Natalia Lassalle-Morillo
Retiro
In her film Retiro (2019), Natalia Lassalle-Morillo considers how women pass down memories to their kin as they age. A film within a film, the three-channel portrait combines the scripted film she and her mother made together, behind-the-scenes shots of that film’s production, and interviews with her mother on gendered familial expectations and aging in Puerto Rico. Lassalle-Morillo’s meta approach to story-telling unpacks her relationship to her mother, demonstrating how maternal trauma, history, and myth are made and inherited through disjointed narratives. As a result, the film “reorganizes” ancestral trauma, giving the artist freedom to reject or move on from her inheritance, if she chooses to.

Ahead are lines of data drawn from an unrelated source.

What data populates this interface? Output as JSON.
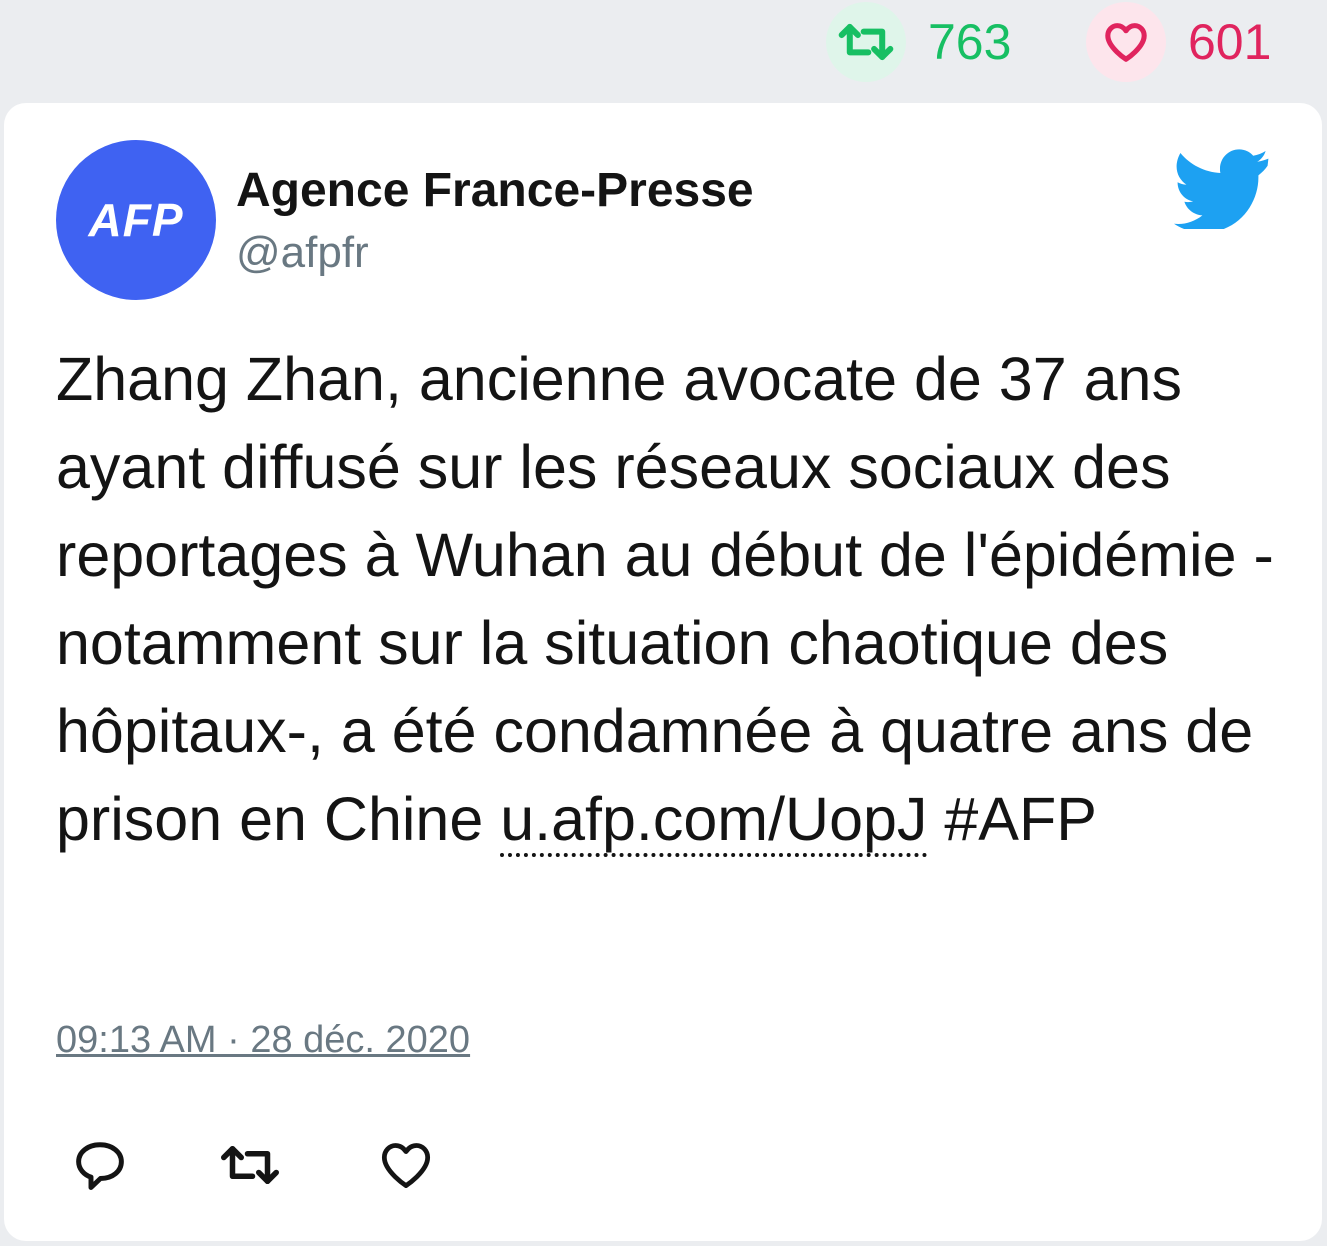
{
  "stats": {
    "retweet_count": "763",
    "like_count": "601"
  },
  "author": {
    "avatar_text": "AFP",
    "name": "Agence France-Presse",
    "handle": "@afpfr"
  },
  "tweet": {
    "text_before_link": "Zhang Zhan, ancienne avocate de 37 ans ayant diffusé sur les réseaux sociaux des reportages à Wuhan au début de l'épidémie -notamment sur la situation chaotique des hôpitaux-, a été condamnée à quatre ans de prison en Chine ",
    "link_text": "u.afp.com/UopJ",
    "hashtag": " #AFP",
    "timestamp": "09:13 AM · 28 déc. 2020"
  },
  "icons": {
    "retweet": "retweet-icon",
    "like": "heart-icon",
    "reply": "reply-icon",
    "brand": "twitter-bird-icon"
  },
  "colors": {
    "retweet": "#17bf63",
    "like": "#e0245e",
    "avatar_bg": "#3f62f2",
    "twitter_blue": "#1da1f2"
  }
}
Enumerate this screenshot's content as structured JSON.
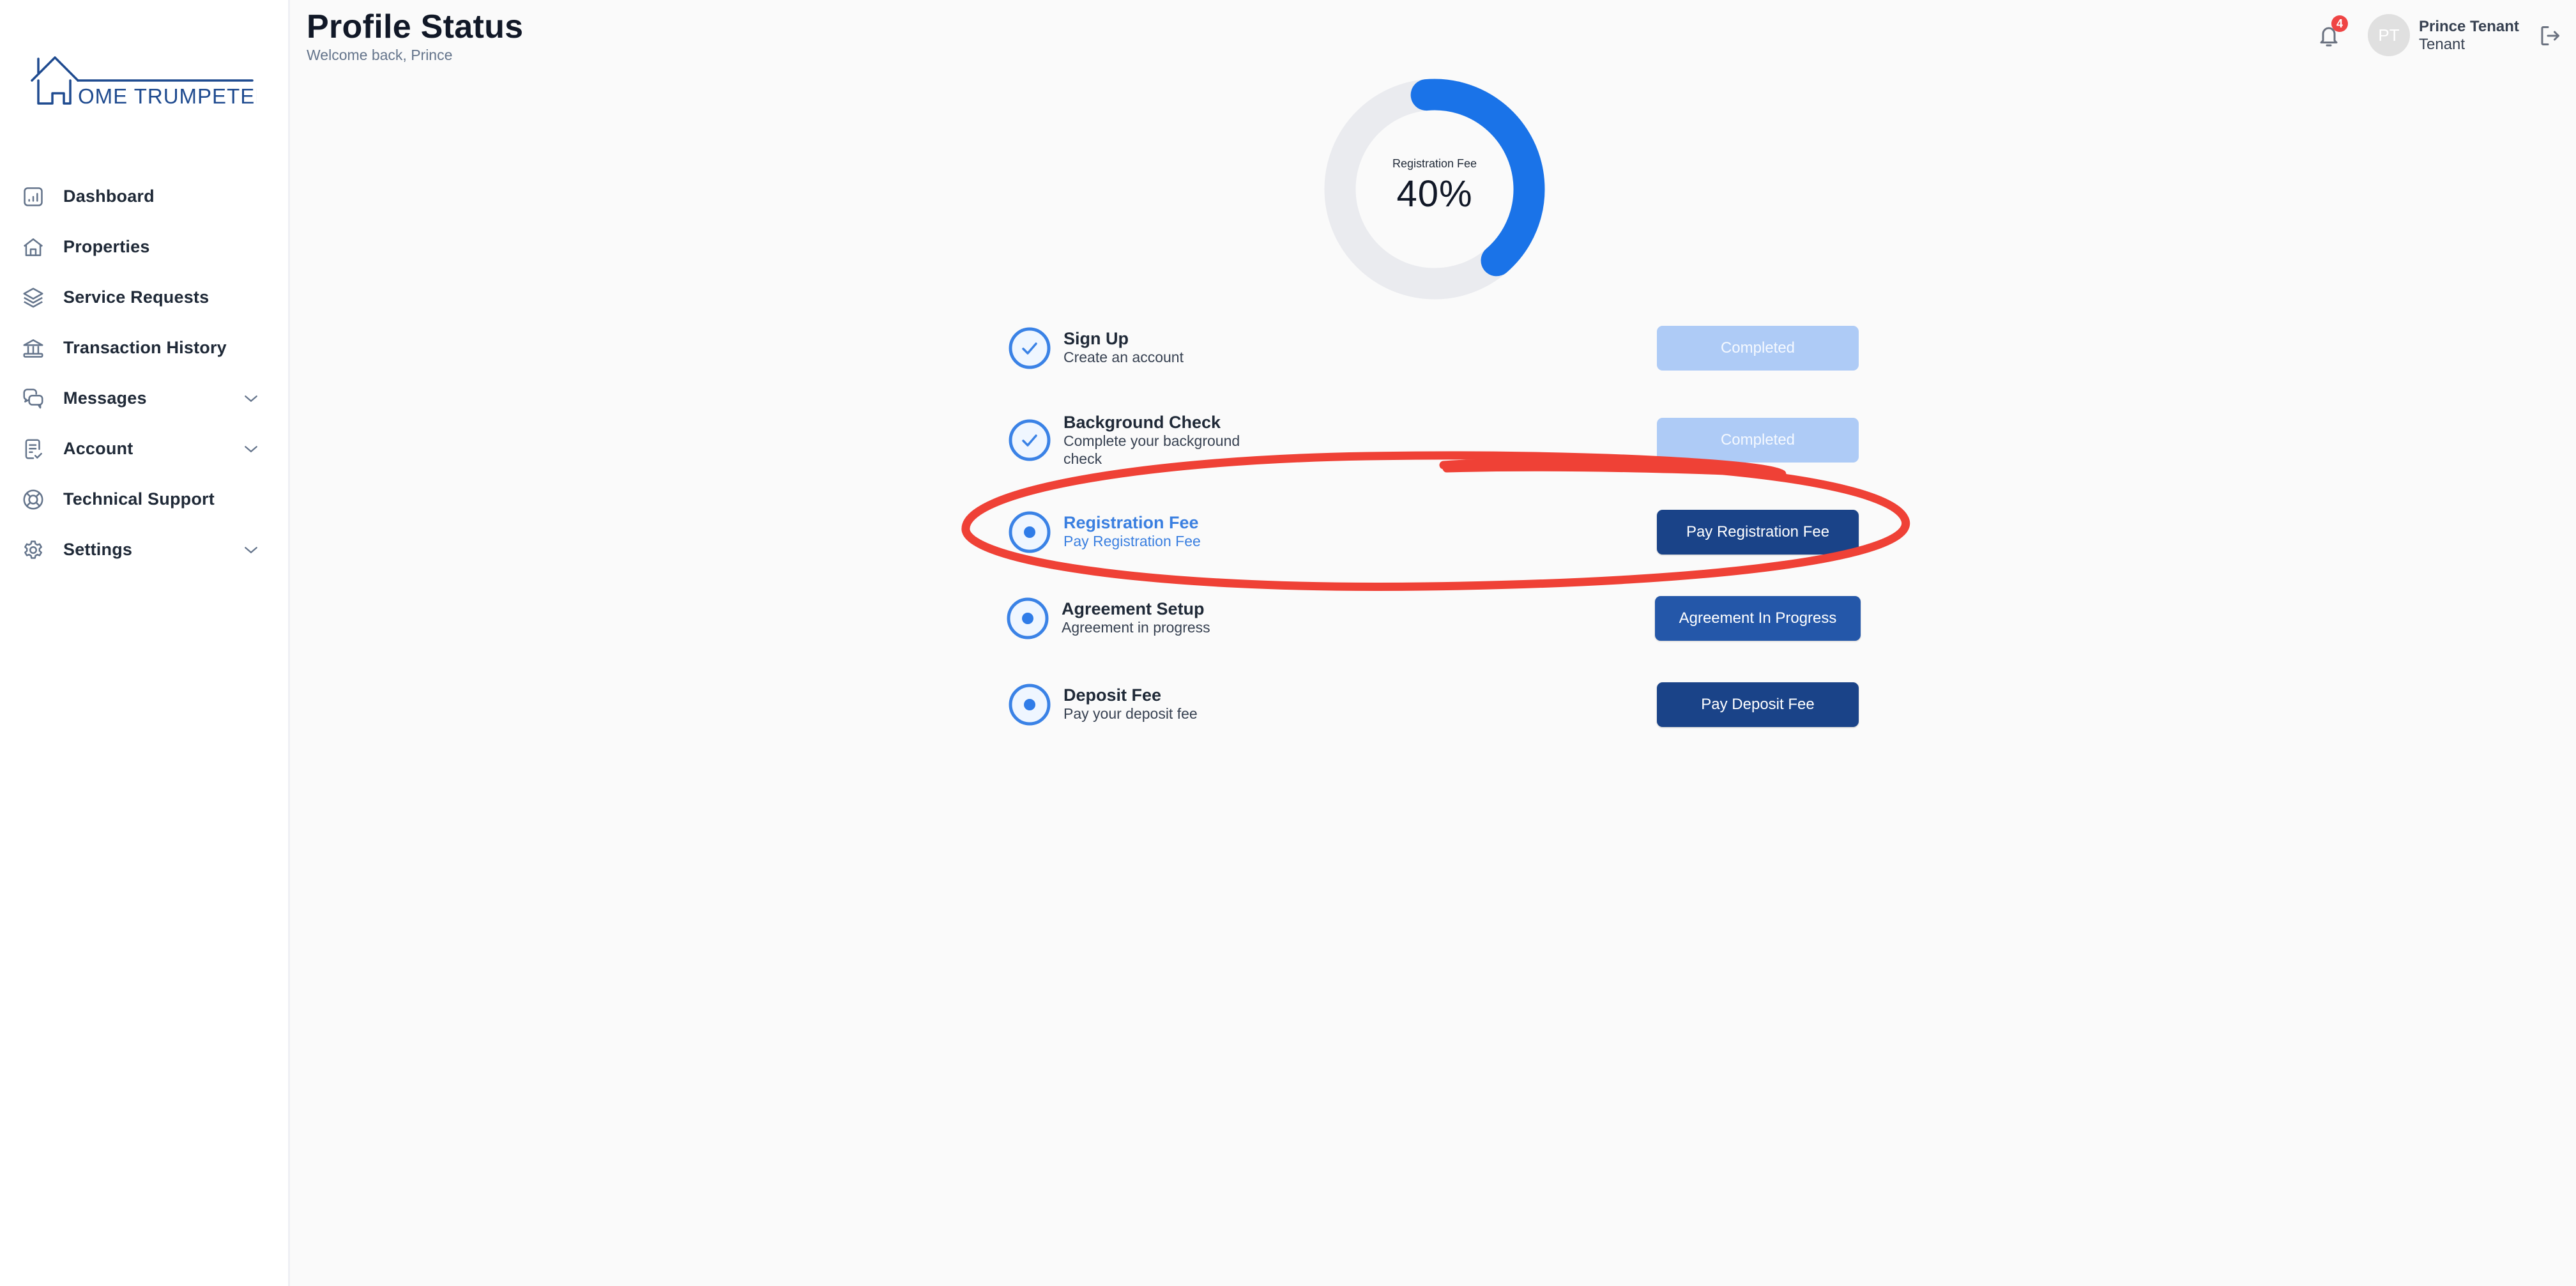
{
  "brand": {
    "logo_text": "OME TRUMPETER",
    "logo_color": "#1e4a8f"
  },
  "sidebar": {
    "items": [
      {
        "label": "Dashboard",
        "icon": "chart-bar-icon",
        "has_chevron": false
      },
      {
        "label": "Properties",
        "icon": "home-icon",
        "has_chevron": false
      },
      {
        "label": "Service Requests",
        "icon": "layers-icon",
        "has_chevron": false
      },
      {
        "label": "Transaction History",
        "icon": "bank-icon",
        "has_chevron": false
      },
      {
        "label": "Messages",
        "icon": "chat-bubbles-icon",
        "has_chevron": true
      },
      {
        "label": "Account",
        "icon": "document-check-icon",
        "has_chevron": true
      },
      {
        "label": "Technical Support",
        "icon": "lifebuoy-icon",
        "has_chevron": false
      },
      {
        "label": "Settings",
        "icon": "gear-icon",
        "has_chevron": true
      }
    ]
  },
  "header": {
    "title": "Profile Status",
    "subtitle": "Welcome back, Prince",
    "notifications_count": "4",
    "user": {
      "initials": "PT",
      "name": "Prince Tenant",
      "role": "Tenant"
    }
  },
  "progress": {
    "label": "Registration Fee",
    "value_text": "40%",
    "percent": 40,
    "color": "#1a73e8",
    "track_color": "#eaebef"
  },
  "steps": [
    {
      "title": "Sign Up",
      "description": "Create an account",
      "status": "completed",
      "button": "Completed"
    },
    {
      "title": "Background Check",
      "description": "Complete your background check",
      "status": "completed",
      "button": "Completed"
    },
    {
      "title": "Registration Fee",
      "description": "Pay Registration Fee",
      "status": "active",
      "button": "Pay Registration Fee"
    },
    {
      "title": "Agreement Setup",
      "description": "Agreement in progress",
      "status": "pending",
      "button": "Agreement In Progress"
    },
    {
      "title": "Deposit Fee",
      "description": "Pay your deposit fee",
      "status": "pending",
      "button": "Pay Deposit Fee"
    }
  ],
  "colors": {
    "accent": "#3a82e6",
    "annotation": "#ef4136",
    "badge": "#ef4444"
  }
}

The artist’s mother, Gloria—an actor, director, and screenwriter on the project—worries that history will repeat itself, as her stories, skills, and physical likeness endure through her daughter. She recounts finding refuge in her parents’ home after divorcing a man her parents never approved of, which coincided with the United States’s mid-20th-century industrialization of Puerto Rico, which changed the landscape and trajectories of many Puerto Ricans. Gloria also attempts to revive a garden that she has lost: not because it has disappeared, but in that it has become unrecognizable while within her grasp. When children are no longer recognizable from the tiny people they once were, are they gone forever? Retiro suggests that perhaps repetition can free children from their lineage, creating new beginnings, new myths, and new histories.